I was once asked how many people studied a koryu historically. One that I have looked into was the Shindo Muso Ryu Jodo.
Nagatomi Koshiro Hisatomo (1717-1772), the seventh headmaster of one of the three lines extant at that time had 300 students
During the Bakumatsu, or the mid-nineteenth century, the three lines of Muso-ryu were very active. There were eighteen menkyo holders in the Haruyoshi line, fifteen in the Jigyo and nine in the “true path”.
Shiraishi Hanjiro (1842-1927) was one of six people eventually awarded a joint densho between the first two of those lines, the third having disappeared by then. Shiraishi was originally a student of Hirano Kichizo and Sada Teisuke of Haruyoshi. He later received mokuroku from Okuma Shinpachi of the Jigyo line. His training before receiving the joint menkyo was from Yoshimura Hanjiro. Shiriashi was the sole instructor of Shindo Muso Ryu Jodo by the end of the Meiji.
Shimizu Takaji began training with Shiriashi in 1913, at the age of 17. In 1918, at age 23, he received his mokuroku (scrolls of transmission) and two years after that his menkyo certificate. In 1939 during the Pacific War Shimizu went to Manchuria to teach jo and one author states that he eventually taught jo to 1,500,000 people.
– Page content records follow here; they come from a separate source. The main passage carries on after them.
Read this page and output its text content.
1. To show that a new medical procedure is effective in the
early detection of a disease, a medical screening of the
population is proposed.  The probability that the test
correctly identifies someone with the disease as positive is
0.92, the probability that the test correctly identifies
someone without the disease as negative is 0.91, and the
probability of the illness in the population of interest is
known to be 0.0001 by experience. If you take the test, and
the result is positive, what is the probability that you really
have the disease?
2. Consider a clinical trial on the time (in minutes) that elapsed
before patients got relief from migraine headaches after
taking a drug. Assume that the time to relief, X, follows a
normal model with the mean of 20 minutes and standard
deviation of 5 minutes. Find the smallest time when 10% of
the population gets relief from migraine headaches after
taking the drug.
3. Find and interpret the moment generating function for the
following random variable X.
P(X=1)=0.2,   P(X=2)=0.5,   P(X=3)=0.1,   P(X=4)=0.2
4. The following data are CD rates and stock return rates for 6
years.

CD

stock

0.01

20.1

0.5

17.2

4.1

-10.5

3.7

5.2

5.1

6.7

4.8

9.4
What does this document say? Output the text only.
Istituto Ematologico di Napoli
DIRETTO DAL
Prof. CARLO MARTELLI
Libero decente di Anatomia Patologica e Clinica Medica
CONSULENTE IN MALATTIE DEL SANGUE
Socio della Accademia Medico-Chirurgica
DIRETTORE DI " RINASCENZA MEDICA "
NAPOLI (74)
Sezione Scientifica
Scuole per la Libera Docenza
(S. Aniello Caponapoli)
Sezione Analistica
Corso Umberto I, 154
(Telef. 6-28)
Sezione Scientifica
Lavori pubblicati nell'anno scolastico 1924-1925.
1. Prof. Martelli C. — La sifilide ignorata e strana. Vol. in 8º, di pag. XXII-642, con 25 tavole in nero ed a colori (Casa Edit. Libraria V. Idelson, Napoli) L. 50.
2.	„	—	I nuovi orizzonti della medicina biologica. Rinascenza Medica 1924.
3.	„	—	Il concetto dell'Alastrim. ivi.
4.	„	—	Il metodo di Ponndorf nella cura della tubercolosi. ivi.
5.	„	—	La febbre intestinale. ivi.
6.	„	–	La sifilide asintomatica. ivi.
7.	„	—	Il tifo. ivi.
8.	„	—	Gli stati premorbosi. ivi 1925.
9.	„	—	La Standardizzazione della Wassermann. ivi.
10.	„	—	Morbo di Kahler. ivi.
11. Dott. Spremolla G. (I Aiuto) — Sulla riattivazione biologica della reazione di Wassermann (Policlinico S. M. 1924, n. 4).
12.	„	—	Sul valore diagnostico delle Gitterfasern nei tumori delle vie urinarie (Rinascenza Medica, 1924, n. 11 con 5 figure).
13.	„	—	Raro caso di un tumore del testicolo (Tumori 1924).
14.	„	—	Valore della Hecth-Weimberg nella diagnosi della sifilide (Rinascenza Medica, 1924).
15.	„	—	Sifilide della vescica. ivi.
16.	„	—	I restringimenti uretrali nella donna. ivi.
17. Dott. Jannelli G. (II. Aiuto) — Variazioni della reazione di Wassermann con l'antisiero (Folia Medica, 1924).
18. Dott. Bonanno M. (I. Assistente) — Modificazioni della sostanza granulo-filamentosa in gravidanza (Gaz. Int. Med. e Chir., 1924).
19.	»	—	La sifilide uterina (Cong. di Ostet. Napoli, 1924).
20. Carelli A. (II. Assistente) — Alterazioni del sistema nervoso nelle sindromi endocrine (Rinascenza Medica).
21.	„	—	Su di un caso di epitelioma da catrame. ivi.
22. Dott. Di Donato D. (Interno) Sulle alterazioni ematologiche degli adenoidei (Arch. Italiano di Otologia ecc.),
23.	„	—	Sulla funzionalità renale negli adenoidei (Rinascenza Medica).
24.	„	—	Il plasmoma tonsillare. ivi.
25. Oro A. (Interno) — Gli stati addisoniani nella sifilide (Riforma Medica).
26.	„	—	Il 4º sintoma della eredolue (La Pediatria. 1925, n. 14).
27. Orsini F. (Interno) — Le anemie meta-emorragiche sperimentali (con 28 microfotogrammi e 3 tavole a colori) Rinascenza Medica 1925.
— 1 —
So the answer would be… it varies with the political situation (Jodo was big in Fukuoka where it originated, until the Han system was disbanded, and then the numbers collapsed), war and peace (the imperial army studied Jodo so all the recruits were “students” of koryu), the instructor (popular instructor in a big city with good connections and publicity means lots of students), the organization (Shimizu joined jodo to the ZNKR which brought in a lot of students) and the definition of “koryu” (if ZNKR jodo is disallowed, jodo is a lot smaller than it “is”).
Any organization, koryu, modern, fraternal or what have you, tends to fragment once it gets to a certain size. It’s the natural way of things, only an extremely good leader can keep things together for long after a critical mass has been reached.
The other way fragmention is resisted is through an external (extra-lineage?) force, such as you see in the FIK/ZNKR, which can (and has) actually put national Kendo groups back together after a split. The “glue”? … if you’re “out” from the FIK you don’t send competitors to the world kendo championships. There are other kendo organizations but they are dwarfed by the FIK simply because of the mechanics of the World Championships.
Few such forces exist in the koryu outside of “legitimacy” which is why it’s so tediously argued about. Papers, signifying objects that are passed along, grading systems, or just plain old publicity can all be used in the arguments of legitimacy. One “external force” this legitimacy may be predicated upon, is the existence of an outside sanctioning or pseudo-sanctioning body which may declare one group or another “legitmate”. Barring membership in these organizations, the groups are left to rely on such things as…. say…. the internet to argue their legitimacy.